Art.18.<KB 2002-11-25/35, art. 4, 002; Inwerkingtreding : 01-05-1999> § 1. Tot 31 december 2005 kan het in artikel 5 bedoelde diensthoofd ook een geneesheer-specialist zijn in een van de disciplines bedoeld in artikel 2, § 1, van het voornoemde ministerieel besluit van 12 november 1993.

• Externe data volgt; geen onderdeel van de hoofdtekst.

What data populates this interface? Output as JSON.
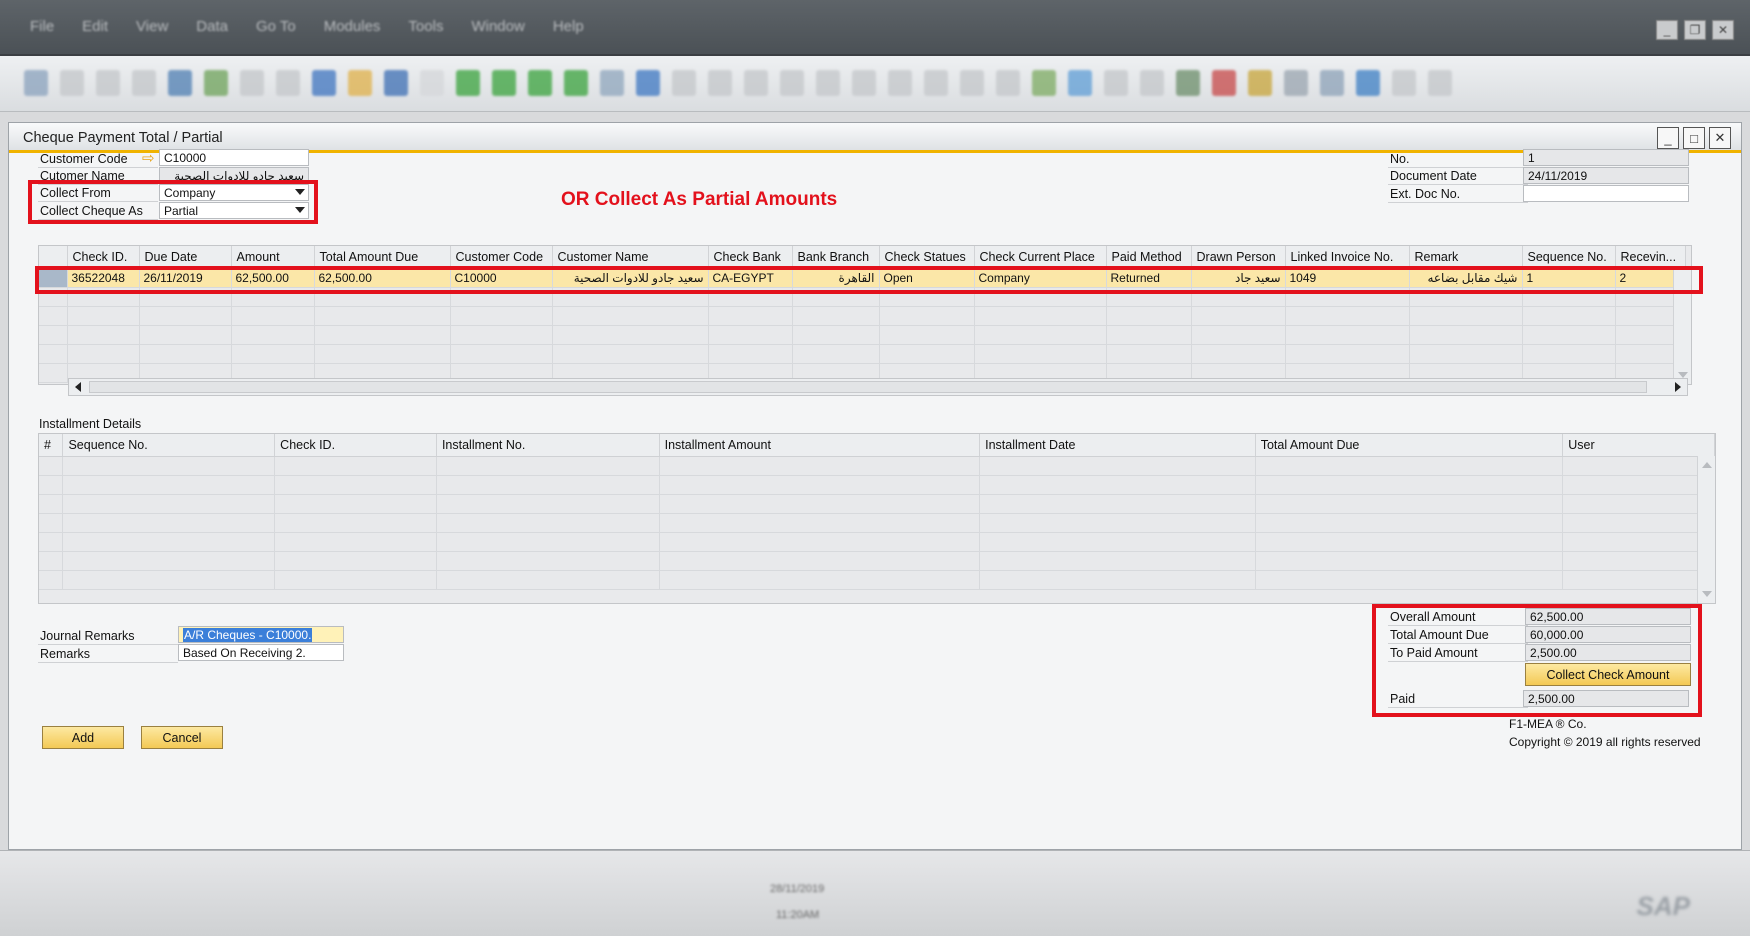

§ 2. ([1 Tot 31 december 2016]1 kan de medische permanentie ook worden waargenomen door een geneesheer-specialist in één van de disciplines bedoeld in artikel 2, 1°, van het hoger vermeld ministerieel besluit van 14 februari 2005 [1 of door een geneesheer-specialist in de geriatrie ]1.) <KB 2006-03-05/43, art. 3, 006; Inwerkingtreding : 01-04-2006> <KB 2008-12-15/33, art. 1, 007; Inwerkingtreding : 02-01-2009>
§ 3. ([1 Tot 31 december 2016]1 mag de medische permanentie eveneens worden waargenomen door een kandidaat geneesheer-specialist in opleiding, in één van de disciplines bedoeld in artikel 2, 1°, van hetzelfde ministerieel besluit [1 of door een kandidaat-geneesheer-specialist in opleiding in de geriatrie]1 voor zover deze ten minste twee jaar opleiding heeft genoten, dat de dienst waarin hij de permanentie waarneemt is opgenomen in zijn stageprogramma en dat hij in een spoedgevallendienst of een functie " gespecialiseerde spoedgevallenzorg " vertrouwd werd gemaakt met alle aspecten van reanimatie en dringende geneeskundige behandeling.) <KB 2006-03-05/43, art. 3, 006; Inwerkingtreding : 01-04-2006> <KB 2008-12-15/33, art. 1, 007; Inwerkingtreding : 02-01-2009>
§ 4. De Minister die de Volksgezondheid onder zijn bevoegdheid heeft, kan de in §§ 1, 2 en 3 bedoelde overgangstermijnen verlengen indien zou blijken dat bij het verstrijken van deze termijnen nog niet voldoende geneesheren beantwoorden aan de voorwaarden bedoeld in de artikelen 8 en 9 van dit besluit.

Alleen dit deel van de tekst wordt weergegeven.